In Germany, Afghan factions negotiating a post-Taliban government agreed to form a 29-member council to run the country and set to work on the difficult task of determining who will hold the major posts.
Hundreds of anti-Taliban fighters piled into trucks and set off Tuesday for the White Mountains south of Jalalabad, where local officials believe bin Laden and hundreds of his al Qaeda fighters are hiding. Provincial security chief Hazrat Ali said he was assembling a force of about 3,000 fighters to join the hunt for bin Laden.
“This fight has just begun,” Gen. Richard Myers, chairman of the U.S. joint chiefs of staff, said in Washington.
Ali said a patrol of about a dozen men clashed briefly with a group of al Qaeda fighters, who abandoned a tank and scurried off to higher ground. There were no casualties.
Mohammed Zaman, defense chief in Nangarhar province, estimates up to 1,200 al Qaeda fighters are hiding in the White Mountains of eastern Afghanistan, which include the Tora Bora cave complex.
Ali said days of intensive bombing have driven al Qaeda fighters from the main Tora Bora complex and into the higher mountains, where they have split up into groups with as few as 10 men.
Zaman claimed an airstrike late Monday killed bin Laden’s finance chief, known variously as Ali Mahmoud or Sheik Saiid, and injured bin Laden’s chief lieutenant, Ayman al-Zawahri. U.S. officials were skeptical of the claim.

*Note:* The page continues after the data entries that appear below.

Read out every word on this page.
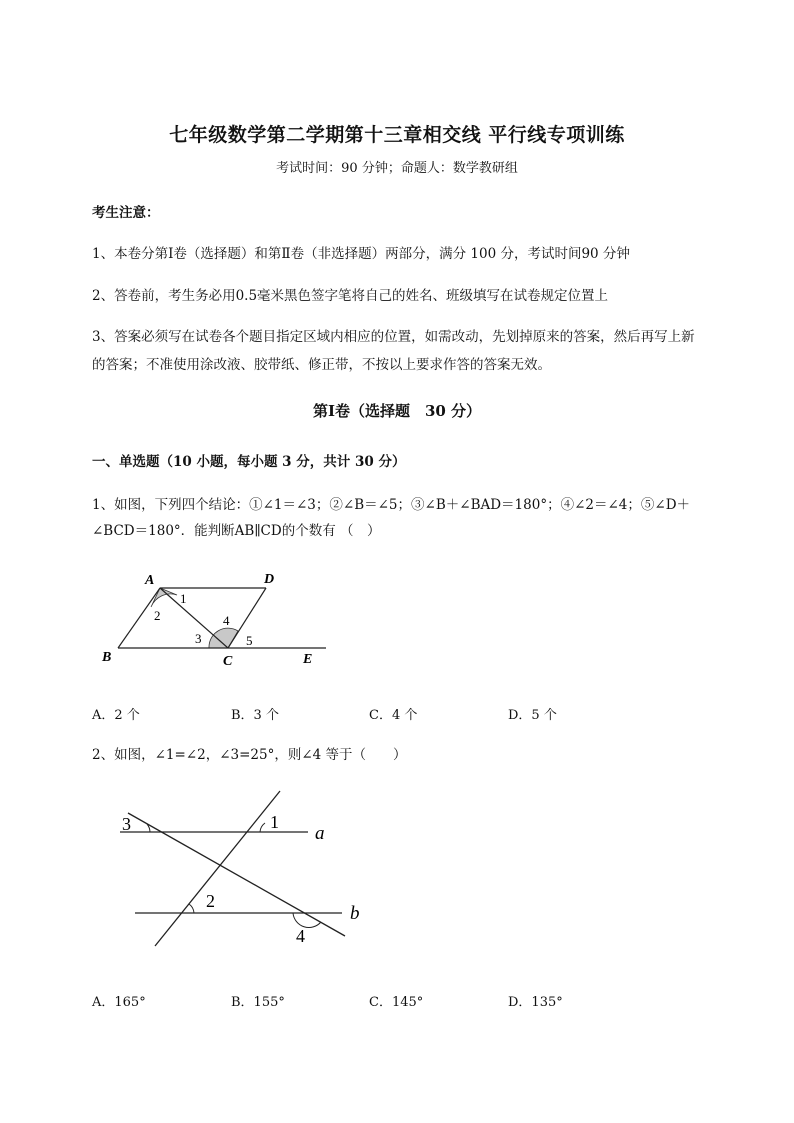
七年级数学第二学期第十三章相交线 平行线专项训练
考试时间：90 分钟；命题人：数学教研组
考生注意：
1、本卷分第Ⅰ卷（选择题）和第Ⅱ卷（非选择题）两部分，满分 100 分，考试时间90 分钟
2、答卷前，考生务必用0.5毫米黑色签字笔将自己的姓名、班级填写在试卷规定位置上
3、答案必须写在试卷各个题目指定区域内相应的位置，如需改动，先划掉原来的答案，然后再写上新
的答案；不准使用涂改液、胶带纸、修正带，不按以上要求作答的答案无效。
第Ⅰ卷（选择题　30 分）
一、单选题（10 小题，每小题 3 分，共计 30 分）
1、如图，下列四个结论：①∠1＝∠3；②∠B＝∠5；③∠B＋∠BAD＝180°；④∠2＝∠4；⑤∠D＋
∠BCD＝180°．能判断AB∥CD的个数有 （　）
A	D
B	C	E
1
2
3
4
5
A．2 个	B．3 个	C．4 个	D．5 个
2、如图，∠1=∠2，∠3=25°，则∠4 等于（　　）
3	1
a
2
b
4
A．165°	B．155°	C．145°	D．135°
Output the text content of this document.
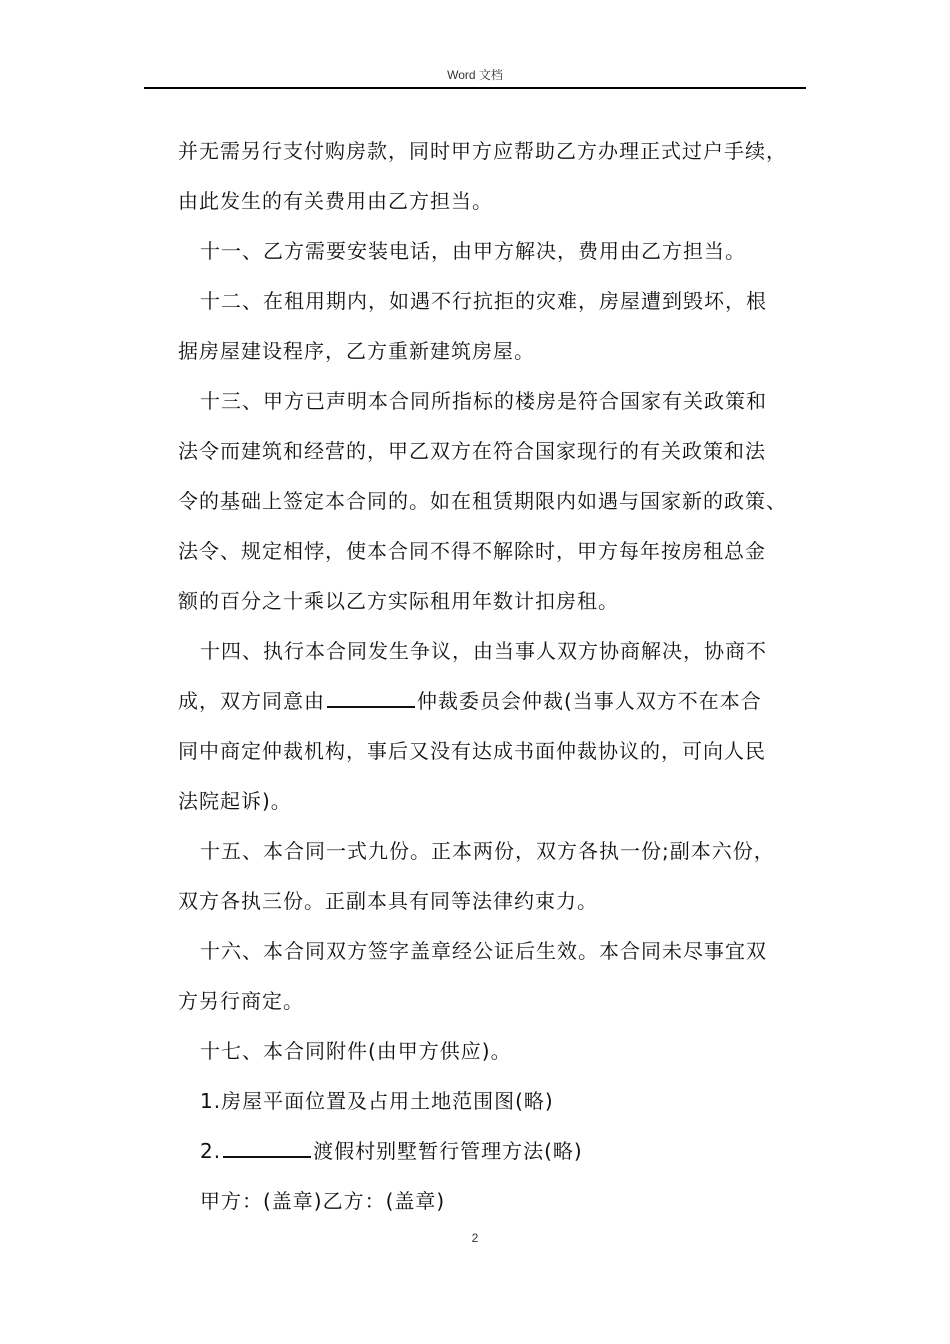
Word 文档

并无需另行支付购房款，同时甲方应帮助乙方办理正式过户手续，

由此发生的有关费用由乙方担当。

十一、乙方需要安装电话，由甲方解决，费用由乙方担当。

十二、在租用期内，如遇不行抗拒的灾难，房屋遭到毁坏，根

据房屋建设程序，乙方重新建筑房屋。

十三、甲方已声明本合同所指标的楼房是符合国家有关政策和

法令而建筑和经营的，甲乙双方在符合国家现行的有关政策和法

令的基础上签定本合同的。如在租赁期限内如遇与国家新的政策、

法令、规定相悖，使本合同不得不解除时，甲方每年按房租总金

额的百分之十乘以乙方实际租用年数计扣房租。

十四、执行本合同发生争议，由当事人双方协商解决，协商不

成，双方同意由	仲裁委员会仲裁(当事人双方不在本合

同中商定仲裁机构，事后又没有达成书面仲裁协议的，可向人民

法院起诉)。

十五、本合同一式九份。正本两份，双方各执一份;副本六份，

双方各执三份。正副本具有同等法律约束力。

十六、本合同双方签字盖章经公证后生效。本合同未尽事宜双

方另行商定。

十七、本合同附件(由甲方供应)。

1.房屋平面位置及占用土地范围图(略)

2.	渡假村别墅暂行管理方法(略)

甲方：(盖章)乙方：(盖章)

2
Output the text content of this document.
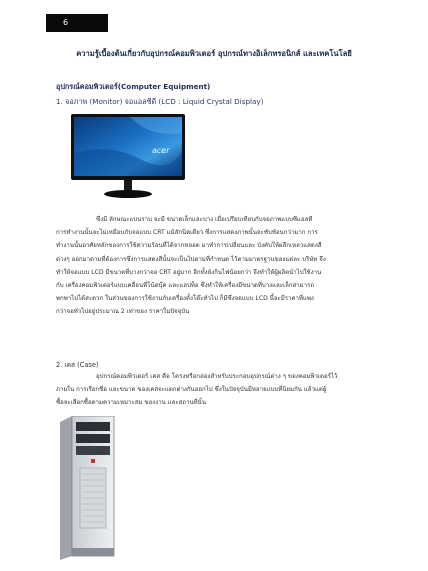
6
ความรู้เบื้องต้นเกี่ยวกับอุปกรณ์คอมพิวเตอร์ อุปกรณ์ทางอิเล็กทรอนิกส์ และเทคโนโลยี
อุปกรณ์คอมพิวเตอร์(Computer Equipment)
1. จอภาพ (Monitor) จอแอลซีดี (LCD : Liquid Crystal Display)
acer
ซึ่งมี ลักษณะแบนราบ จะมี ขนาดเล็กและบาง เมื่อเปรียบเทียบกับจอภาพแบบซีแอลที
การทำงานนั้นจะไม่เหมือนกับจอแบบ CRT แม้สักนิดเดียว ซึ่งการแสดงภาพนั้นจะซับซ้อนกว่ามาก การ
ทำงานนั้นอาศัยหลักของการใช้ความร้อนที่ได้จากหลอด มาทำการเปลี่ยนและ บังคับให้ผลึกเหลวแสดงสี
ต่างๆ ออกมาตามที่ต้องการซึ่งการแสดงสีนั้นจะเป็นไปตามที่กำหนด ไว้ตามมาตรฐานของแต่ละ บริษัท จึง
ทำให้จอแบบ LCD มีขนาดที่บางกว่าจอ CRT อยู่มาก อีกทั้งยังกินไฟน้อยกว่า จึงทำให้ผู้ผลิตนำไปใช้งาน
กับ เครื่องคอมพิวเตอร์แบบเคลื่อนที่โน้ตบุ๊ค และแลปท็อ ซึ่งทำให้เครื่องมีขนาดที่บางและเล็กสามารถ
พกพาไปได้สะดวก ในส่วนของการใช้งานกับเครื่องตั้งโต๊ะทั่วไป ก็มีซึ่งจอแบบ LCD นี้จะมีราคาที่แพง
กว่าจอทั่วไปอยู่ประมาณ 2 เท่าของ ราคาในปัจจุบัน
2. เคส (Case)
อุปกรณ์คอมพิวเตอร์ เคส คือ โครงหรือกล่องสำหรับประกอบอุปกรณ์ต่าง ๆ ของคอมพิวเตอร์ไว้
ภายใน การเรียกชื่อ และขนาด ของเคสจะแตกต่างกันออกไป ซึ่งในปัจจุบันมีหลายแบบที่นิยมกัน แล้วแต่ผู้
ซื้อจะเลือกซื้อตามความเหมาะสม ของงาน และสถานที่นั้น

Defense Secretary Donald Rumsfeld would not discuss whether American ground troops were actively involved in the hunt for al Qaeda in the Jalalabad area. But he said the Americans “have been actively encouraging Afghan elements to seek out” al Qaeda leaders.
Gen. Tommy Franks, commander of U.S. forces in the Afghan conflict, has confirmed that the search for bin Laden, sought in relation to the Sept. 11 terrorist attacks in the United States, has focused on the mountains south of Jalalabad and around the Taliban’s southern base at Kandahar.
Marine reconnaissance units out of a U.S. base outside Kandahar have begun probing deep in the desert, moving in off-road vehicles and Humvees.
Capt. David Romley, a spokesman for the Marines’ Task Force 58 at the base, did not specify the teams’ mission, saying only that they were “looking for threats?Any threat is going to be a target.”
The more than 1,000 Marines at the base, set up at an airfield more than a week ago, have not gotten involved in fighting as anti-Taliban tribesman advance from three directions on Kandahar, the last city under Taliban control.
A coalition official, speaking in Pakistan on condition of anonymity, said the Marines were “obviously not a big enough force to take Kandahar,” but would join efforts to prevent the Taliban from escaping.
The Taliban have vowed to defend the city, where their movement was organized nearly a decade ago.
Tribesmen loyal to former Kandahar governor Gul Agha fought their way onto the airport compound a few miles south of the city Tuesday, but were pushed back two miles by about 500 al Qaeda fighters, according to Abdul Jabbar, a tribal spokesman in Pakistan.